Business owners were given 90 days to return allegedly undeserved aid; a special section within the authority website was created to do so without fines. “Better to pay NIS 200,000 now than a much bigger sum in half a year,” a source in the authority claimed.

Since the grants given were based on reported losses, the sums business owners were asked to return differ, ranging from thousands of shekels to hundreds of thousands of shekels.

The report came on the heels of the recent State Comptrolle­r’s Report which slammed the authority for allegedly giving out underserve­d grants and failing to process applicatio­ns thoroughly.

“Businesses are bleeding to death,” Revital Ben Ari, vice president of the Tax Advisers Board, said. “This is passing out a death sentence on businesses.”

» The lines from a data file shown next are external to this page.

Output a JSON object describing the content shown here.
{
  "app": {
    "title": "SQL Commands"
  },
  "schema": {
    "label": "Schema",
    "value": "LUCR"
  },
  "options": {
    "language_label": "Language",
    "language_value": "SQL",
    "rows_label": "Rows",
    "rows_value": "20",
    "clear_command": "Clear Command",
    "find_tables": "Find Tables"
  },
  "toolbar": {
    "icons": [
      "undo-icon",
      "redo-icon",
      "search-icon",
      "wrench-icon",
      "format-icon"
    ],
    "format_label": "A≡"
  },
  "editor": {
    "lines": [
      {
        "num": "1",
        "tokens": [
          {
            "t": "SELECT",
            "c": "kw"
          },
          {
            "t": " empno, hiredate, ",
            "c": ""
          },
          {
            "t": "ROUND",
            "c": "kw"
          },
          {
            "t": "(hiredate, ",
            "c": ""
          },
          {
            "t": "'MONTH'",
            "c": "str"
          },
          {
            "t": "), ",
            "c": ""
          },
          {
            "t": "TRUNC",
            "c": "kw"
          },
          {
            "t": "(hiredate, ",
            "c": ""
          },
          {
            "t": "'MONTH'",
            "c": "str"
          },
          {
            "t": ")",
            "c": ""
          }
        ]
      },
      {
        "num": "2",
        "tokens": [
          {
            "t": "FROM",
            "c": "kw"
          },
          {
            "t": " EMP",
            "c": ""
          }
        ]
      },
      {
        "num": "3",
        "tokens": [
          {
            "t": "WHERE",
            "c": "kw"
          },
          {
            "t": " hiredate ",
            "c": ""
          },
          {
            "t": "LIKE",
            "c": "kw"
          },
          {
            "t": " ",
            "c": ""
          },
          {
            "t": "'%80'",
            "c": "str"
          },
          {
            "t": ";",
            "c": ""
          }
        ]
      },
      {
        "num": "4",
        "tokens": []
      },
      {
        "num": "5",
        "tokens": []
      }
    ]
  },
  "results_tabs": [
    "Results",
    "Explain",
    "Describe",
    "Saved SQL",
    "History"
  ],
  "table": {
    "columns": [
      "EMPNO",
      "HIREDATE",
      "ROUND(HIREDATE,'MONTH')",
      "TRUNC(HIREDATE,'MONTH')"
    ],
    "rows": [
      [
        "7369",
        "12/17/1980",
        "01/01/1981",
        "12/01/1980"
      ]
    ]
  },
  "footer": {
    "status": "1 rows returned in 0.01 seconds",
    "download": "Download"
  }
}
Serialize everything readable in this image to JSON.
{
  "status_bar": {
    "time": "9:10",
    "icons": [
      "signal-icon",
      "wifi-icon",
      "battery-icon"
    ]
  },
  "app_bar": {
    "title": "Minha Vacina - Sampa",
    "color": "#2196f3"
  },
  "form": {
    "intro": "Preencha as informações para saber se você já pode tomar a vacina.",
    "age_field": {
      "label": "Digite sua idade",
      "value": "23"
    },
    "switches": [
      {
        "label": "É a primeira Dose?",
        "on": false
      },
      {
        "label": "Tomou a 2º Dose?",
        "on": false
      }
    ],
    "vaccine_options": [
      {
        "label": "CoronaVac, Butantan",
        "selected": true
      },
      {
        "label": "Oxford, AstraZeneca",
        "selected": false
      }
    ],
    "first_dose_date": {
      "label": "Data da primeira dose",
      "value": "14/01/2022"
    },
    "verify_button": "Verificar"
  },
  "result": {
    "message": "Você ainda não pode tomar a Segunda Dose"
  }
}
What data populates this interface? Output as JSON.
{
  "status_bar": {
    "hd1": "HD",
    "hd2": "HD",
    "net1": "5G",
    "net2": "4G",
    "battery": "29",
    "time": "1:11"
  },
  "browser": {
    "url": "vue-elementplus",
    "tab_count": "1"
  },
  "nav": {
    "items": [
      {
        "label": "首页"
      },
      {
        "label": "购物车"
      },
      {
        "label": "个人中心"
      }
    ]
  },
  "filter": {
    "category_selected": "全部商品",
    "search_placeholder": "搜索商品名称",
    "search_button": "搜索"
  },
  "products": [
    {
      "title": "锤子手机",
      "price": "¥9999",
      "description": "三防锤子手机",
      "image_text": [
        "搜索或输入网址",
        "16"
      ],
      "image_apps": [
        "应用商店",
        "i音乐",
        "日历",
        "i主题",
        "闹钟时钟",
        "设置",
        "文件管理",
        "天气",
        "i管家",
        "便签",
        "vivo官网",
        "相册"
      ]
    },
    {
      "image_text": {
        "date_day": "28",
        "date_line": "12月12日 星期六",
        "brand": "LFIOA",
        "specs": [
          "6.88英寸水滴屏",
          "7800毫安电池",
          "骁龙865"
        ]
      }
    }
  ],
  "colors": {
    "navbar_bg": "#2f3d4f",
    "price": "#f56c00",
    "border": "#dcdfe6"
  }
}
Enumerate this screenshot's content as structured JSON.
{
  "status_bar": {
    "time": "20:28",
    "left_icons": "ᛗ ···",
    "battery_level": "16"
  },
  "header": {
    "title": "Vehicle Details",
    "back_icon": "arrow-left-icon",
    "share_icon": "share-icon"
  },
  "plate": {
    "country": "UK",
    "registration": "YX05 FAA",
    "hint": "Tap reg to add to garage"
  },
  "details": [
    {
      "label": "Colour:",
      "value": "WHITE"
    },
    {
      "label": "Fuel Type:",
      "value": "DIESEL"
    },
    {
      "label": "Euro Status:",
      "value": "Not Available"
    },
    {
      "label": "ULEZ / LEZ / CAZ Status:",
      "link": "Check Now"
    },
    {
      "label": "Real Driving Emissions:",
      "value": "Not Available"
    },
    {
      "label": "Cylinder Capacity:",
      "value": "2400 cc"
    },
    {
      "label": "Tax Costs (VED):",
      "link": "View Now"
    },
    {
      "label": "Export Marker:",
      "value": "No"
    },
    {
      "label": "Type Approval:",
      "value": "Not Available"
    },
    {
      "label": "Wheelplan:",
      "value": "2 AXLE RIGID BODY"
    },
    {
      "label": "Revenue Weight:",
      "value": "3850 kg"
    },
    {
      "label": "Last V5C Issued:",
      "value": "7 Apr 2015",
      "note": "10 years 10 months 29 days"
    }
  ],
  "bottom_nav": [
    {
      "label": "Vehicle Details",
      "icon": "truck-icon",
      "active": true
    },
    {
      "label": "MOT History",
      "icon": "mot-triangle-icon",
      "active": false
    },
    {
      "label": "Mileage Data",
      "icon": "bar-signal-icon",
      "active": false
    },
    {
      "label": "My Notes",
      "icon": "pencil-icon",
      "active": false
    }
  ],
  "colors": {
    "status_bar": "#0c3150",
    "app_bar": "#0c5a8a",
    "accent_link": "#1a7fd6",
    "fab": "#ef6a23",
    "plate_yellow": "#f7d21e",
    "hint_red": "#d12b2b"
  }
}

“Have they lost their minds?” asked Roee Cohen, head of the Self- Employed Union. “The country is still under lockdown, tens of thousands of businesses are closed, the self- employed are out of work, business owners see their whole lives collapse without any hope or horizon to look forward to – and the Tax Authority wants to get money back and adds the threat of fines?”

Those who opened their business this year, before COVID- 19 struck, had no way to obtain grants, as they could not point to previous earnings. Many business owners complained that in some sectors, such as restaurant­s and bars, the rent cost alone is higher than the grants received. The number of small businesses across the country is roughly 80,000, a fifth of all businesses in Israel.